Noveno. Lo más grave de este asunto, sin embargo, es la actitud ante los subordinados. En vez de guardarse la denuncia y reflexionar sobre lo que expresaba el sentir de los residentes, el director o la directora suelen ir entre el personal, enseñándola y pidiendo el tácito acuerdo de repulsa.
El problema es que, así, se creaba un acuerdo no escrito entre dirección y personal, predisponiendo a éste contra una parte de los enfermos de la residencia. Quienes más han sufrido esto son quienes están más desvalidos para hacer valer sus derechos.

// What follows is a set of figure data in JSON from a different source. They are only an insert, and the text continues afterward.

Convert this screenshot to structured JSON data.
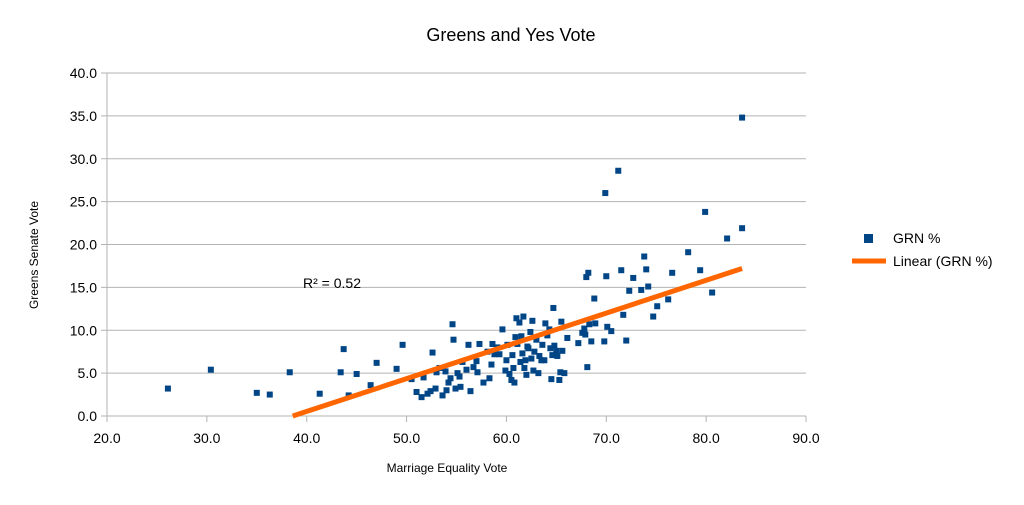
{
  "chart_data": {
    "type": "scatter",
    "title": "Greens and Yes Vote",
    "xlabel": "Marriage Equality Vote",
    "ylabel": "Greens Senate Vote",
    "xlim": [
      20,
      90
    ],
    "ylim": [
      0,
      40
    ],
    "x_ticks": [
      "20.0",
      "30.0",
      "40.0",
      "50.0",
      "60.0",
      "70.0",
      "80.0",
      "90.0"
    ],
    "y_ticks": [
      "0.0",
      "5.0",
      "10.0",
      "15.0",
      "20.0",
      "25.0",
      "30.0",
      "35.0",
      "40.0"
    ],
    "grid": "horizontal",
    "legend_position": "right",
    "annotation": "R² = 0.52",
    "colors": {
      "points": "#004586",
      "trendline": "#ff6600",
      "grid": "#b3b3b3",
      "axis": "#b3b3b3"
    },
    "series": [
      {
        "name": "GRN %",
        "marker": "square",
        "points": [
          [
            26.1,
            3.2
          ],
          [
            30.4,
            5.4
          ],
          [
            35.0,
            2.7
          ],
          [
            36.3,
            2.5
          ],
          [
            38.3,
            5.1
          ],
          [
            41.3,
            2.6
          ],
          [
            43.4,
            5.1
          ],
          [
            43.7,
            7.8
          ],
          [
            44.2,
            2.4
          ],
          [
            45.0,
            4.9
          ],
          [
            46.4,
            3.6
          ],
          [
            47.0,
            6.2
          ],
          [
            49.0,
            5.5
          ],
          [
            49.6,
            8.3
          ],
          [
            50.5,
            4.3
          ],
          [
            51.0,
            2.8
          ],
          [
            51.5,
            2.2
          ],
          [
            51.7,
            4.5
          ],
          [
            52.1,
            2.6
          ],
          [
            52.4,
            2.9
          ],
          [
            52.6,
            7.4
          ],
          [
            52.9,
            3.2
          ],
          [
            53.0,
            5.1
          ],
          [
            53.3,
            5.6
          ],
          [
            53.6,
            2.4
          ],
          [
            53.9,
            5.2
          ],
          [
            54.0,
            3.0
          ],
          [
            54.2,
            3.9
          ],
          [
            54.4,
            4.4
          ],
          [
            54.6,
            10.7
          ],
          [
            54.7,
            8.9
          ],
          [
            54.9,
            3.2
          ],
          [
            55.1,
            5.0
          ],
          [
            55.3,
            4.6
          ],
          [
            55.4,
            3.4
          ],
          [
            55.6,
            6.3
          ],
          [
            56.0,
            5.4
          ],
          [
            56.2,
            8.3
          ],
          [
            56.4,
            2.9
          ],
          [
            56.7,
            5.7
          ],
          [
            57.0,
            6.4
          ],
          [
            57.1,
            5.1
          ],
          [
            57.3,
            8.4
          ],
          [
            57.7,
            3.9
          ],
          [
            58.1,
            7.5
          ],
          [
            58.3,
            4.4
          ],
          [
            58.5,
            6.0
          ],
          [
            58.6,
            8.4
          ],
          [
            58.8,
            7.2
          ],
          [
            59.1,
            8.0
          ],
          [
            59.3,
            7.2
          ],
          [
            59.6,
            10.1
          ],
          [
            59.9,
            5.3
          ],
          [
            60.0,
            6.5
          ],
          [
            60.1,
            8.3
          ],
          [
            60.3,
            4.9
          ],
          [
            60.5,
            4.2
          ],
          [
            60.6,
            7.1
          ],
          [
            60.7,
            5.6
          ],
          [
            60.8,
            3.9
          ],
          [
            60.9,
            9.2
          ],
          [
            61.0,
            11.4
          ],
          [
            61.1,
            8.4
          ],
          [
            61.3,
            10.9
          ],
          [
            61.4,
            6.3
          ],
          [
            61.5,
            9.3
          ],
          [
            61.6,
            7.3
          ],
          [
            61.7,
            11.6
          ],
          [
            61.8,
            5.6
          ],
          [
            61.9,
            6.5
          ],
          [
            62.0,
            4.8
          ],
          [
            62.1,
            8.1
          ],
          [
            62.2,
            7.9
          ],
          [
            62.4,
            9.8
          ],
          [
            62.5,
            6.7
          ],
          [
            62.6,
            11.1
          ],
          [
            62.7,
            5.3
          ],
          [
            62.8,
            7.5
          ],
          [
            63.0,
            8.9
          ],
          [
            63.2,
            5.0
          ],
          [
            63.3,
            7.0
          ],
          [
            63.5,
            6.5
          ],
          [
            63.6,
            8.3
          ],
          [
            63.8,
            6.5
          ],
          [
            63.9,
            10.8
          ],
          [
            64.1,
            9.4
          ],
          [
            64.3,
            10.1
          ],
          [
            64.4,
            7.9
          ],
          [
            64.5,
            4.3
          ],
          [
            64.6,
            7.1
          ],
          [
            64.7,
            12.6
          ],
          [
            64.8,
            8.2
          ],
          [
            65.0,
            7.6
          ],
          [
            65.1,
            7.0
          ],
          [
            65.3,
            4.2
          ],
          [
            65.4,
            5.1
          ],
          [
            65.5,
            11.0
          ],
          [
            65.6,
            7.6
          ],
          [
            65.8,
            5.0
          ],
          [
            66.1,
            9.1
          ],
          [
            67.2,
            8.5
          ],
          [
            67.6,
            9.7
          ],
          [
            67.8,
            10.2
          ],
          [
            67.9,
            9.5
          ],
          [
            68.0,
            16.2
          ],
          [
            68.1,
            5.7
          ],
          [
            68.2,
            16.7
          ],
          [
            68.3,
            10.7
          ],
          [
            68.5,
            8.7
          ],
          [
            68.8,
            13.7
          ],
          [
            68.9,
            10.8
          ],
          [
            69.8,
            8.7
          ],
          [
            69.9,
            26.0
          ],
          [
            70.0,
            16.3
          ],
          [
            70.1,
            10.4
          ],
          [
            70.5,
            9.9
          ],
          [
            71.2,
            28.6
          ],
          [
            71.5,
            17.0
          ],
          [
            71.7,
            11.8
          ],
          [
            72.0,
            8.8
          ],
          [
            72.3,
            14.6
          ],
          [
            72.7,
            16.1
          ],
          [
            73.5,
            14.7
          ],
          [
            73.8,
            18.6
          ],
          [
            74.0,
            17.1
          ],
          [
            74.2,
            15.1
          ],
          [
            74.7,
            11.6
          ],
          [
            75.1,
            12.8
          ],
          [
            76.2,
            13.6
          ],
          [
            76.6,
            16.7
          ],
          [
            78.2,
            19.1
          ],
          [
            79.4,
            17.0
          ],
          [
            79.9,
            23.8
          ],
          [
            80.6,
            14.4
          ],
          [
            82.1,
            20.7
          ],
          [
            83.6,
            21.9
          ],
          [
            83.6,
            34.8
          ]
        ]
      },
      {
        "name": "Linear (GRN %)",
        "type": "line",
        "points": [
          [
            38.6,
            0.0
          ],
          [
            83.6,
            17.2
          ]
        ]
      }
    ]
  }
}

Por lo demás, cuando —como en el caso de una dirección denunciada— se vive en el miedo y en la inseguridad, se necesitan respaldos, y los apoyos hay que pagarlos. Con esto, se extiende una impunidad —tácitamente querida por la dirección— que afecta a todo el personal subalterno (con las excepciones de rigor). No hay que olvidar nunca que sólo precisa impunidad quién viola el derecho ajeno. Así, la política de la dirección tiene como seguidores literalmente una estela de subalternos que son candidatos al despido por causas justificadas.
Décimo. El director o la directora son responsables también de todo aquello que no hacen ellos, pero dejan que inevitablemente suceda. Aquí cabe citar un tema muy delicado, que es el de robo y hurtos continuados que sufren los residentes.

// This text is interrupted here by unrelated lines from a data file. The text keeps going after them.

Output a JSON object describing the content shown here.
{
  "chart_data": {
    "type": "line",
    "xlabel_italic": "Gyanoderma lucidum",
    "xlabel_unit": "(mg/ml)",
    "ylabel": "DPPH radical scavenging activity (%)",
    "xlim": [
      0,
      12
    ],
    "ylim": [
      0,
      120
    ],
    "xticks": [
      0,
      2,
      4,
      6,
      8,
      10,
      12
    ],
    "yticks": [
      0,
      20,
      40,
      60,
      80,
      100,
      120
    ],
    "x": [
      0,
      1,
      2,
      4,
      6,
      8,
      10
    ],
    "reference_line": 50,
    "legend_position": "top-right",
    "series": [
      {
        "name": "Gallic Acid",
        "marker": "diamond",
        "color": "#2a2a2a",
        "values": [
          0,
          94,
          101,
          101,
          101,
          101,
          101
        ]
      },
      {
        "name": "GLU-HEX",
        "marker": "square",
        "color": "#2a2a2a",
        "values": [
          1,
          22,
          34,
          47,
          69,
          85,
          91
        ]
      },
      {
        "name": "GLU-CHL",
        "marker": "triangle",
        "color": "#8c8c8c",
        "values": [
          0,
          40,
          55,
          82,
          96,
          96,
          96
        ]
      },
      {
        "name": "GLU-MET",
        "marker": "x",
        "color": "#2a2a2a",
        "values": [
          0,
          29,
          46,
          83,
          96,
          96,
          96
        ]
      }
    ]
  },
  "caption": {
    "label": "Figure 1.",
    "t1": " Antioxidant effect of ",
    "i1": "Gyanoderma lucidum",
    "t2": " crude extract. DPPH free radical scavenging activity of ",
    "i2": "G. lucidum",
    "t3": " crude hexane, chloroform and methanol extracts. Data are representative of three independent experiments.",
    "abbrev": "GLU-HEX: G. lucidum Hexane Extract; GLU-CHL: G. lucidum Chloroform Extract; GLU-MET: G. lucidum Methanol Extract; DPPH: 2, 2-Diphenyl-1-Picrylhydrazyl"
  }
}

Es delicado porque la desmemoria y la idiosincrasia de los propios residentes —y la naturaleza misma del delito, al no saber quién ha sido exactamente el responsable— difuminan su importancia. Pero es evidente que se produce un aumento de hurtos a los residentes (dinero, mercancías susceptibles de transformarse en dinero, cosas útiles como los paraguas, o cosas curiosas, etcétera). Tales hurtos se convierten en verdaderos robos (cuantías importantes de dinero, rondando entre los 50 o los 100 euros) cuando las víctimas de los mismos son a la vez los residentes menos protegidos: alguien con demencia senil, extranjeros que no hablan castellano, etcétera.
La dirección paga también aquí su apoyo: en la residencia no hay robos, dice, aunque sean evidentes. Y aún es mucho más evidente el malestar de los pacientes que los han sufrido.
Se produce así una doble versión: la imagen oficial según la cual en la residencia no hay robos, y la imagen real para todos los residentes de que en la residencia se roba y, lo que es peor, la dirección lo niega.
Un director o directora debería tener presente que el más mínimo hurto es una lacra imperdonable y que es preciso poner todos sus esfuerzos para descubrir al culpable y despedirle expeditivamente.
* * *
Si un director o directora tuviera en cuenta estas cuestiones mínimas —y las tuviera en cuenta siempre y en todo momento— la vida en las residencias sería algo más agradable de lo que es para quienes tienen la desgracia de vivir en ellas, y la convivencia entre residentes algo más que una palabra huera.